If These Walls Could Talk (1996)
★★★ / ★★★★
Claire (Demi Moore) learns that she is pregnant but she feels that she is not in a position to raise a baby because her husband has recently died while serving his country. She wants an abortion but such a practice is illegal in 1952.
In 1974, Barbara (Sissy Spacek) is happily married and raising four children. While on the phone, it is revealed to her that her pregnancy test has turned out positive. Already living off a small income, a fifth child will likely put the entire family at stake.
In 1996, Christine (Anne Heche) reveals to her married professor that she is bearing his child. He responds by handing her some money so she can get an abortion. Although pro-life in stance, she summons the courage to visit an abortion clinic for a consultation.
Although I am uncertain that “If These Walls Could Talk,” the first two segments directed by Nancy Sacova and the third by Cher, can persuade someone to become pro-choice, I appreciated that it attempts to paint some subtlety when it comes to the subject of abortion by putting a face on circumstances.

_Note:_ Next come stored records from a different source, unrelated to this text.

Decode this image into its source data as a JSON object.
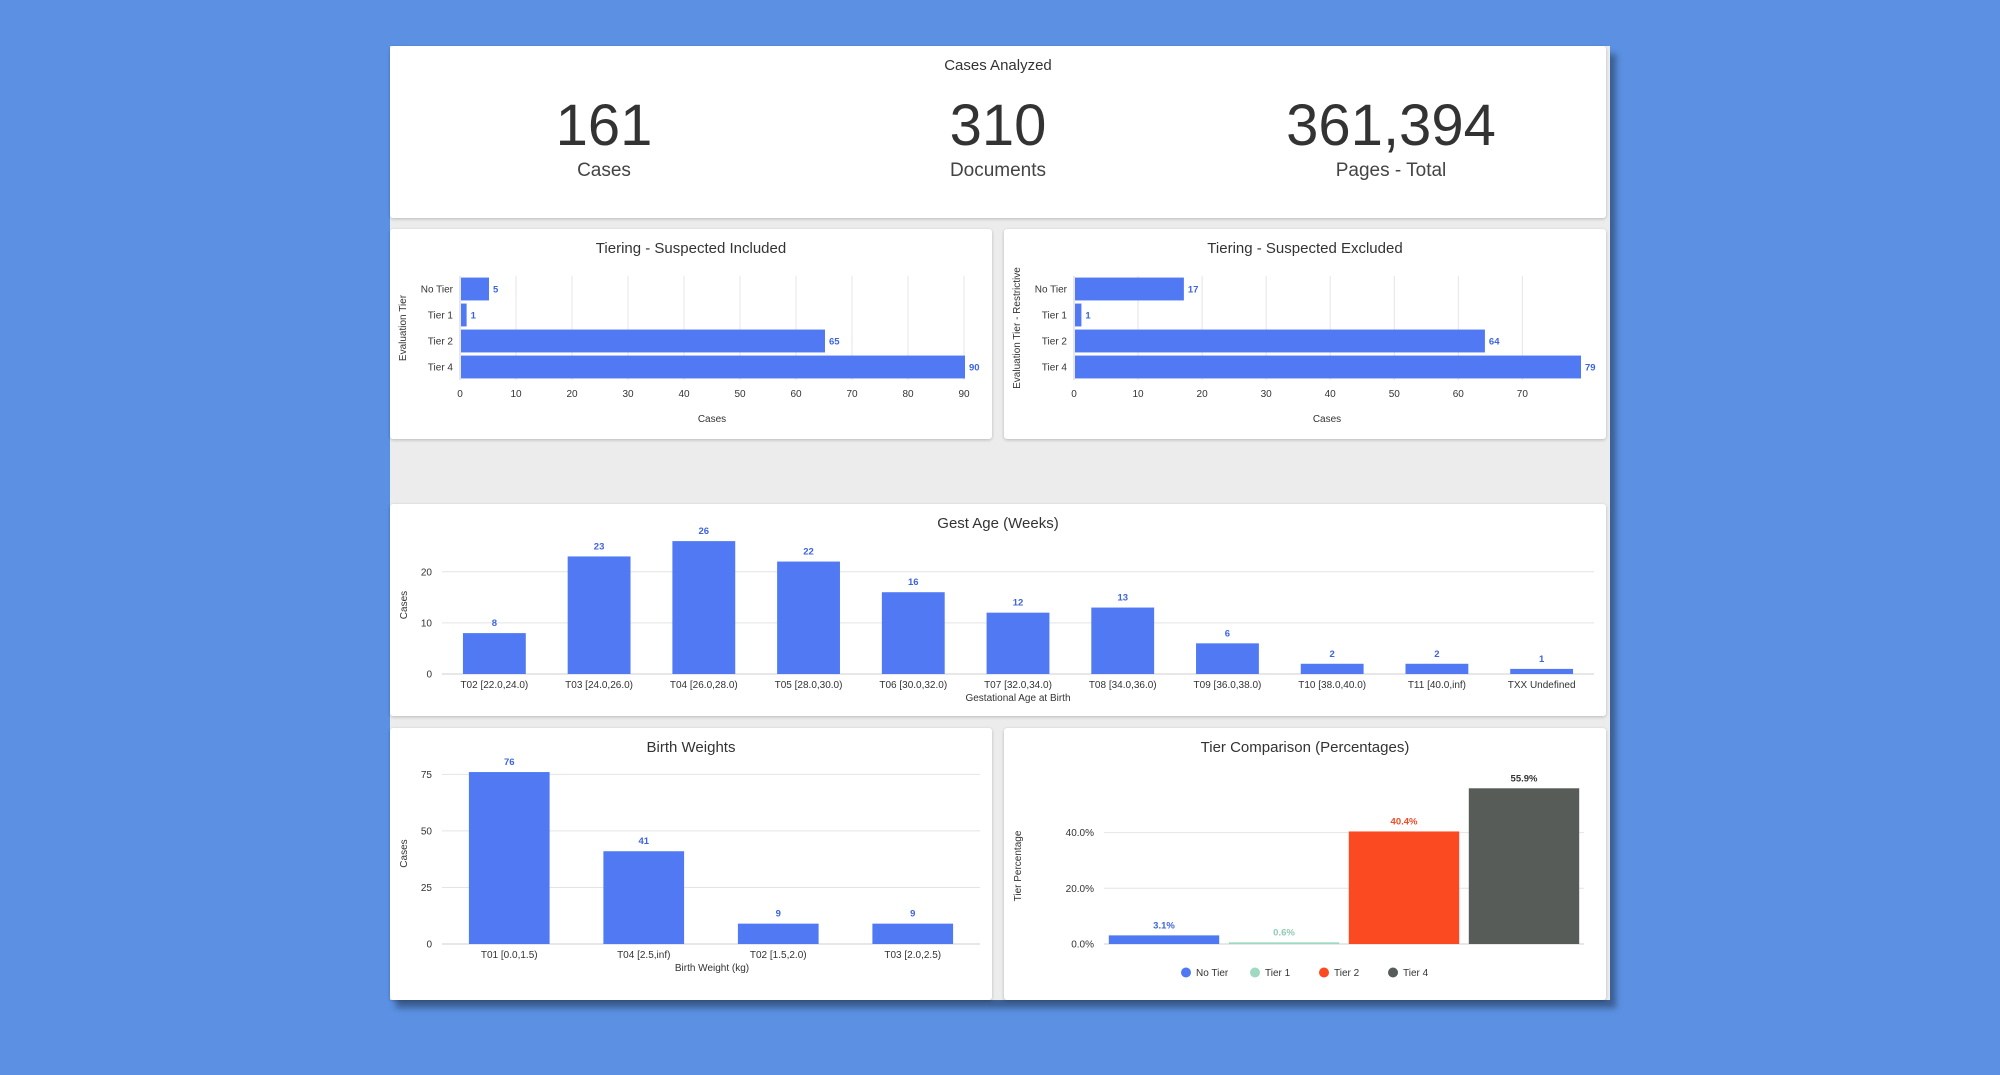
{
  "summary": {
    "title": "Cases Analyzed",
    "stats": [
      {
        "value": "161",
        "label": "Cases"
      },
      {
        "value": "310",
        "label": "Documents"
      },
      {
        "value": "361,394",
        "label": "Pages - Total"
      }
    ]
  },
  "colors": {
    "bar": "#5079f3",
    "label": "#3d64e0",
    "grid": "#e4e4e4",
    "axis": "#cfcfcf",
    "text": "#333333"
  },
  "chart_data": [
    {
      "id": "included",
      "type": "bar",
      "orientation": "horizontal",
      "title": "Tiering - Suspected Included",
      "categories": [
        "No Tier",
        "Tier 1",
        "Tier 2",
        "Tier 4"
      ],
      "values": [
        5,
        1,
        65,
        90
      ],
      "xlabel": "Cases",
      "ylabel": "Evaluation Tier",
      "xlim": [
        0,
        90
      ],
      "ticks": [
        0,
        10,
        20,
        30,
        40,
        50,
        60,
        70,
        80,
        90
      ]
    },
    {
      "id": "excluded",
      "type": "bar",
      "orientation": "horizontal",
      "title": "Tiering - Suspected Excluded",
      "categories": [
        "No Tier",
        "Tier 1",
        "Tier 2",
        "Tier 4"
      ],
      "values": [
        17,
        1,
        64,
        79
      ],
      "xlabel": "Cases",
      "ylabel": "Evaluation Tier - Restrictive",
      "xlim": [
        0,
        79
      ],
      "ticks": [
        0,
        10,
        20,
        30,
        40,
        50,
        60,
        70
      ]
    },
    {
      "id": "gest",
      "type": "bar",
      "title": "Gest Age (Weeks)",
      "categories": [
        "T02 [22.0,24.0)",
        "T03 [24.0,26.0)",
        "T04 [26.0,28.0)",
        "T05 [28.0,30.0)",
        "T06 [30.0,32.0)",
        "T07 [32.0,34.0)",
        "T08 [34.0,36.0)",
        "T09 [36.0,38.0)",
        "T10 [38.0,40.0)",
        "T11 [40.0,inf)",
        "TXX Undefined"
      ],
      "values": [
        8,
        23,
        26,
        22,
        16,
        12,
        13,
        6,
        2,
        2,
        1
      ],
      "xlabel": "Gestational Age at Birth",
      "ylabel": "Cases",
      "ylim": [
        0,
        27
      ],
      "ticks": [
        0,
        10,
        20
      ]
    },
    {
      "id": "birth",
      "type": "bar",
      "title": "Birth Weights",
      "categories": [
        "T01 [0.0,1.5)",
        "T04 [2.5,inf)",
        "T02 [1.5,2.0)",
        "T03 [2.0,2.5)"
      ],
      "values": [
        76,
        41,
        9,
        9
      ],
      "xlabel": "Birth Weight (kg)",
      "ylabel": "Cases",
      "ylim": [
        0,
        80
      ],
      "ticks": [
        0,
        25,
        50,
        75
      ]
    },
    {
      "id": "tier",
      "type": "bar",
      "title": "Tier Comparison (Percentages)",
      "categories": [
        "No Tier",
        "Tier 1",
        "Tier 2",
        "Tier 4"
      ],
      "values": [
        3.1,
        0.6,
        40.4,
        55.9
      ],
      "value_labels": [
        "3.1%",
        "0.6%",
        "40.4%",
        "55.9%"
      ],
      "series_colors": [
        "#4f79f2",
        "#9fd9c2",
        "#fb4a22",
        "#585c58"
      ],
      "label_colors": [
        "#3d64e0",
        "#8ecbb3",
        "#f04a25",
        "#333333"
      ],
      "ylabel": "Tier Percentage",
      "ylim": [
        0,
        56
      ],
      "ticks": [
        0,
        20,
        40
      ],
      "tick_labels": [
        "0.0%",
        "20.0%",
        "40.0%"
      ],
      "legend": [
        "No Tier",
        "Tier 1",
        "Tier 2",
        "Tier 4"
      ],
      "legend_position": "bottom"
    }
  ]
}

The story I found most engrossing is Claire’s struggle as a widow who has no one to help her, not even the doctor she works for. We watch her weigh her options and consistently confronted by moral, financial, familial roadblocks. The unadorned cinematography highlights the heavy shame that Claire must live with. I was scared for her as she searches through medicine bottles in which the labels warn pregnant women not to take them. When swallowing dangerous pills fails to do the job, she actually takes sharp household items and attempts to abort the fetus herself.
Those scenes are very powerful not just because the images of self-mutilation are horrific but because such desperate actions to this day continue to exist everywhere. While Claire’s story embodies an overwhelming darkness, Barbara’s comes across as lighter yet her decision does not feel less important. Given that she has a responsibility to her family as well as herself, it is especially important that she feels she has made the right choice. At one point, however, I eventually found the ideas beginning to repeat themselves.
The husband (Xander Berkeley) believes that Barbara ought to keep the child while the eldest daughter (Hedy Burress) sees no other option but to abort. Perhaps the point is to show that Barbara has no idea what to do, which is relevant because a lot of people at this time are still undecided regarding the issue, but the script appears stuck, like it is afraid to think outside the box. I looked forward to see what else it has to offer but I found that the writing relies too much on Barbara’s final decision.
Christine’s story, on the other hand, is slightly more interesting because there is not one scene where she physically interacts with a family member. I have known people in college who decided to get abortions without their families’ knowledge. Unfortunately, the editing mistakes manic intercutting between what is happening inside and outside clinic for building tension so the tragic climax comes across too forced—all for the sake of a dramatic ending.
“If These Walls Could Talk” excels during its quiet moments when a woman realizes that her decision, whether she keeps the fetus or not, will forever be a part of her life. A lot of people tend to think that deciding to get an abortion is easy and therefore an easy way out. The picture, despite its inconsistencies and distracting elements, is clear in its intent to disprove such notions.